Here’s One Seamless Way to Pump Extra Money Into Your Brokerage Account Every Year

The nice thing about saving money for retirement in a 401(k) is that many employers offer matching contributions to these accounts. So if you have a dollar-for-dollar match for up to $3,000 a year in contributions, putting in that much from your own paycheck scores you an additional $3,000 from your employer.

It’s not quite as easy to snag extra money in a brokerage account. Sure, some of these accounts have a welcome offer where you’ll get a small deposit made to your account after you sign up. But for the most part, the money you put into your brokerage account is cash you have to transfer from another source, like a linked bank account.

But there is one trick you can employ to get extra money in your brokerage account year after year. It boils down to choosing investments that pay you regularly.

It pays to look at dividend stocks

When a company pays dividends, it’s sharing some of its profits with its shareholders. Publicly traded companies are not required to pay dividends. And some of the most well-known ones don’t.

Amazon, for example, is a popular stock. But it doesn’t pay dividends. Instead, it opts to reinvest its profits in the business with the goal of growing its revenue.

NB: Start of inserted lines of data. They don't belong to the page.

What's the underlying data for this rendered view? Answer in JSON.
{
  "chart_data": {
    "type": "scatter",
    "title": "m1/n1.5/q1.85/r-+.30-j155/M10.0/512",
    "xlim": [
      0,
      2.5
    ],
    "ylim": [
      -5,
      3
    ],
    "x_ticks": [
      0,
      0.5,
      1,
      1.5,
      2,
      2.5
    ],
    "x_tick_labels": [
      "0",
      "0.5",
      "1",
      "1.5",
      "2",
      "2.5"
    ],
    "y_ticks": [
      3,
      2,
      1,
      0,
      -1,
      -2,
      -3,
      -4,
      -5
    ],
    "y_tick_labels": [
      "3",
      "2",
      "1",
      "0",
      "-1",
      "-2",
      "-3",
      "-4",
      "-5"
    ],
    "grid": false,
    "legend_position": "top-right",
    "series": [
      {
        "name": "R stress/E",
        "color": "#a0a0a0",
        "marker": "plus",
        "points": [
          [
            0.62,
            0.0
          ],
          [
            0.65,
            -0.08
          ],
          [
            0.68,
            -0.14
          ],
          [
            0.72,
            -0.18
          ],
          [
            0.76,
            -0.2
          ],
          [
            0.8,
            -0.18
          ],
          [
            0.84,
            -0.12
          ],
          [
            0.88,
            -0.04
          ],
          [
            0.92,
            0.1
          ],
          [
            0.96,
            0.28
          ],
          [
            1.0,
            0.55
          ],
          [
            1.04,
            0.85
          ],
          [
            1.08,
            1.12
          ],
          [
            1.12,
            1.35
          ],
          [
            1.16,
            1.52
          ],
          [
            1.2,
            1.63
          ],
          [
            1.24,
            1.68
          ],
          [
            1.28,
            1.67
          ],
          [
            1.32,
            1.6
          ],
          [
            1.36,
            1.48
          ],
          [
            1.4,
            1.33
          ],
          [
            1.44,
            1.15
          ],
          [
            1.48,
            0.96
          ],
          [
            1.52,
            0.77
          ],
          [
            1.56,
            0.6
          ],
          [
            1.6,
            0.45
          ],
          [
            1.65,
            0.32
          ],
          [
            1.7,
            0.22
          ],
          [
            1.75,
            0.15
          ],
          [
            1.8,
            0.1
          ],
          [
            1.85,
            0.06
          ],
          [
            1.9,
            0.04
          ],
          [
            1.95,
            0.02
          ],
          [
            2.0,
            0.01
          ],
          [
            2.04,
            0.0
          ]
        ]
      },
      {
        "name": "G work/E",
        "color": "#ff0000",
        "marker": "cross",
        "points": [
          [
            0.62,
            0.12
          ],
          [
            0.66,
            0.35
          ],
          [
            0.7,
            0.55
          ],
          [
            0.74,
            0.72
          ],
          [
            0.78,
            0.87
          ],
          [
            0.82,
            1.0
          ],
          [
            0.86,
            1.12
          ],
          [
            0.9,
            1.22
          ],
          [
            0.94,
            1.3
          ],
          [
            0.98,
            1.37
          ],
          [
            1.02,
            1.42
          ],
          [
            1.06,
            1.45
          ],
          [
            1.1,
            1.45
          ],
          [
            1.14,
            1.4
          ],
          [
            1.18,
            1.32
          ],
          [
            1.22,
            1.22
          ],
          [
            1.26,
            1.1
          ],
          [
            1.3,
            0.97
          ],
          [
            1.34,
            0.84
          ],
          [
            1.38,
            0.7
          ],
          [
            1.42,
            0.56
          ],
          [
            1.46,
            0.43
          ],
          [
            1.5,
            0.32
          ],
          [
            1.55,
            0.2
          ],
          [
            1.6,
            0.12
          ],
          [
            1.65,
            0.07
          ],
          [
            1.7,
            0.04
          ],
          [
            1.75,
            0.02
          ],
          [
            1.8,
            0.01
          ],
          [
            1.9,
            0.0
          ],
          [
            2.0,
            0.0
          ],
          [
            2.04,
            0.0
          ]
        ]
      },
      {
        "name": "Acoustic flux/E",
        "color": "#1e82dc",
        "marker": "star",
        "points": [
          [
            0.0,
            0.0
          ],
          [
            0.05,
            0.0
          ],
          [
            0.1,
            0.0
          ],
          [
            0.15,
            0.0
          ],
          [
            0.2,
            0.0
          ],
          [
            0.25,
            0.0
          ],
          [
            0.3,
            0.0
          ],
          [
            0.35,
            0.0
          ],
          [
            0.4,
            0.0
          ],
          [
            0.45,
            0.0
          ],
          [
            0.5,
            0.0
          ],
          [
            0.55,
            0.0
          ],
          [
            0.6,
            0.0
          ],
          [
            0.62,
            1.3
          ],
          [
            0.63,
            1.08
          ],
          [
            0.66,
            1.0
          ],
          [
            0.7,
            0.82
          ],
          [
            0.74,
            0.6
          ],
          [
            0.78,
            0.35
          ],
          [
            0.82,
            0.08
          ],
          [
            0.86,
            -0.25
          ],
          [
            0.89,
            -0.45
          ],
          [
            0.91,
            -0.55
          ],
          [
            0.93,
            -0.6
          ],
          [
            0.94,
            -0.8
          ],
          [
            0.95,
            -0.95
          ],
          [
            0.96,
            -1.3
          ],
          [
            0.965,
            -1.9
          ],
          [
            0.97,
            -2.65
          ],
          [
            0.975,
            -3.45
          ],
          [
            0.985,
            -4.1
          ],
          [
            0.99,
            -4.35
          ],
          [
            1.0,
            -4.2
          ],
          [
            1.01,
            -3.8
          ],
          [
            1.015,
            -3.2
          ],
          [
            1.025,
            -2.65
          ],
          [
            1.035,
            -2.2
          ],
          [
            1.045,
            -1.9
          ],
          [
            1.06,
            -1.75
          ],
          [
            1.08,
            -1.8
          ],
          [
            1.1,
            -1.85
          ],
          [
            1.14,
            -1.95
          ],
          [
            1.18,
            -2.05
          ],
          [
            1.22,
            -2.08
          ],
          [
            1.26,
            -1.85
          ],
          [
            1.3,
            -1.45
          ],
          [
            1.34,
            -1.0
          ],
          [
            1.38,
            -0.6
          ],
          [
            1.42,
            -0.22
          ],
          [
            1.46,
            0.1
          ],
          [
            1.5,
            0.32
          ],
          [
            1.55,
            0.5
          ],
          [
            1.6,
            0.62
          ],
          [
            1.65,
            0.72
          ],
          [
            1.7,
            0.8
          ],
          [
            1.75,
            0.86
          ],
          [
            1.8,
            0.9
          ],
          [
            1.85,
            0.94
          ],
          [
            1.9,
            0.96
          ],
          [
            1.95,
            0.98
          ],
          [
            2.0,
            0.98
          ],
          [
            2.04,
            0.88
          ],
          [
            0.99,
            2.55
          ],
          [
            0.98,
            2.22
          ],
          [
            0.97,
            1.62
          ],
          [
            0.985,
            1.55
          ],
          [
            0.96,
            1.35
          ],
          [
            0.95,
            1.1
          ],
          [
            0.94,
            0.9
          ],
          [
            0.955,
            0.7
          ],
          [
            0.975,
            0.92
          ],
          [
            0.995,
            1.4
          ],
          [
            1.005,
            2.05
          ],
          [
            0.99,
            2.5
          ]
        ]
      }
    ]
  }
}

But when a company does pay dividends, it’s basically giving you bonus money for being a shareholder. And those dividend payments will generally land in your brokerage account on a quarterly basis. So even if you don’t add money to your account yourself, you could still end up with more cash to invest.

Of course, you don’t have to invest your dividend payments. You could take the money and run. But a good way to grow your wealth is to reinvest that money.

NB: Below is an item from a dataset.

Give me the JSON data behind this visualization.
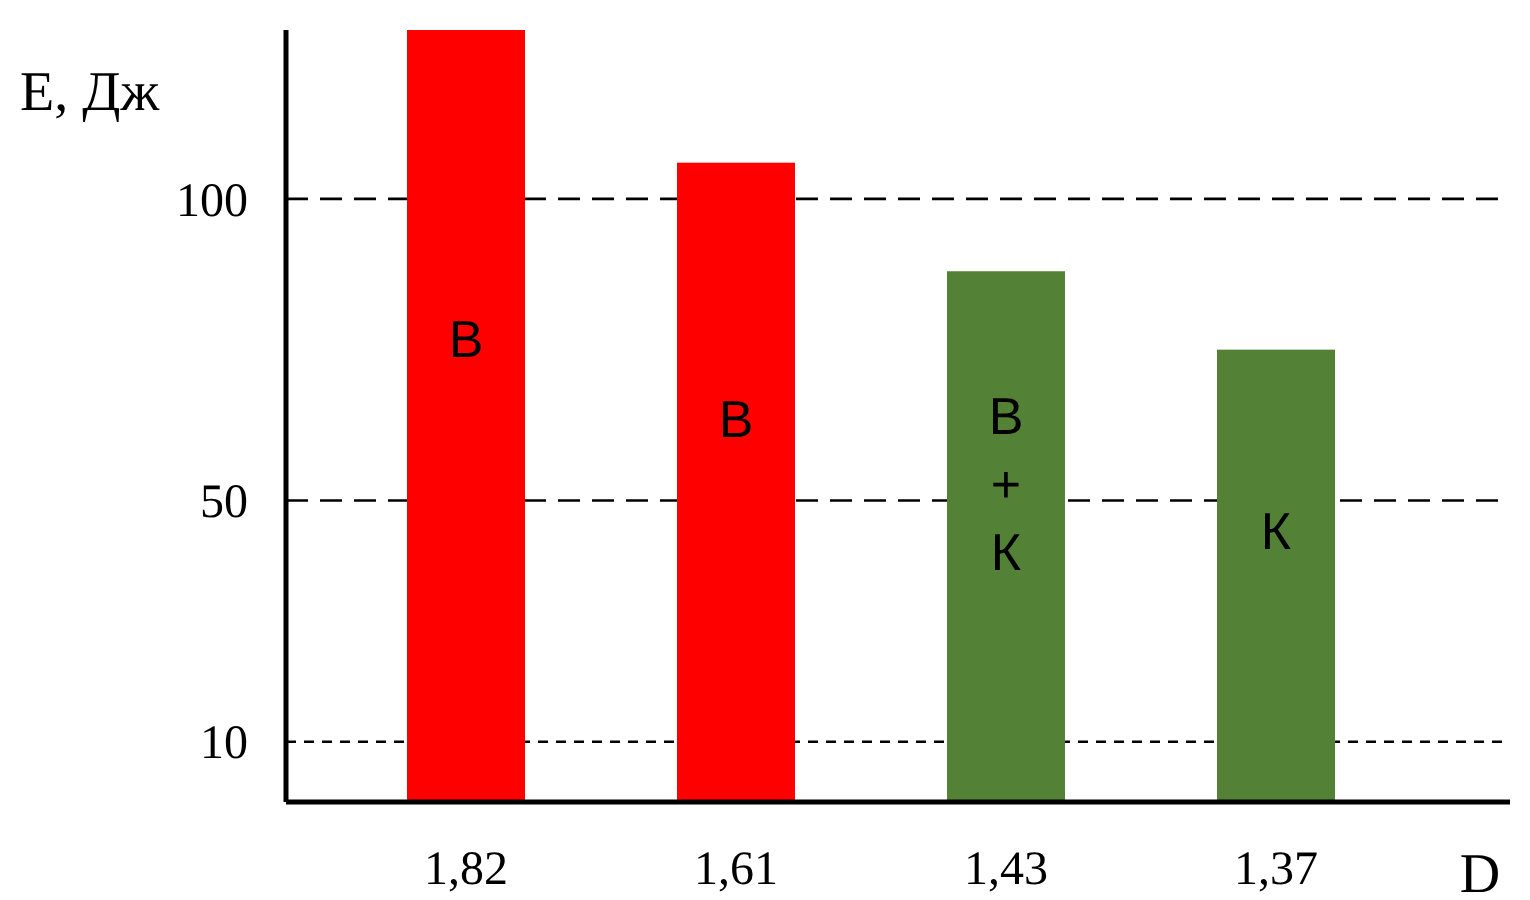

Many brokerage accounts let you arrange for your dividend payments to be reinvested automatically in the companies they came from. You may want to set that up in your account so it happens seamlessly.

Look beyond dividends when choosing investments

Dividends can be a nice source of extra money in your brokerage account. If you collect enough of them, they can even serve as a source of regular income. In fact, many retirees opt to invest in dividend stocks and use those quarterly payments to cover their expenses.

But one thing you don’t want to do is buy shares of a given stock for the dividend alone. Remember, there are two ways to make money in stocks — share price growth and dividends. But a generous dividend doesn’t mean a given company is poised for growth. Some companies might stunt their growth by sharing too much of the wealth with stockholders.

That’s why you should look at the whole picture before buying stocks for the dividends alone. As one example, Pfizer has a pretty generous dividend yield of about 6%. But the stock is also down over 32% over the past five years.

Now, this doesn’t mean you should write off Pfizer. We can’t see the future, and the stock could end up being a moneymaker for people who hold it for the long haul.

The point, however, is that you can’t look at dividends alone when making decisions about which stocks to buy. But if you do find some quality stocks that happen to pay a dividend, you have a chance to open the door to more investing opportunities without having to find the money elsewhere.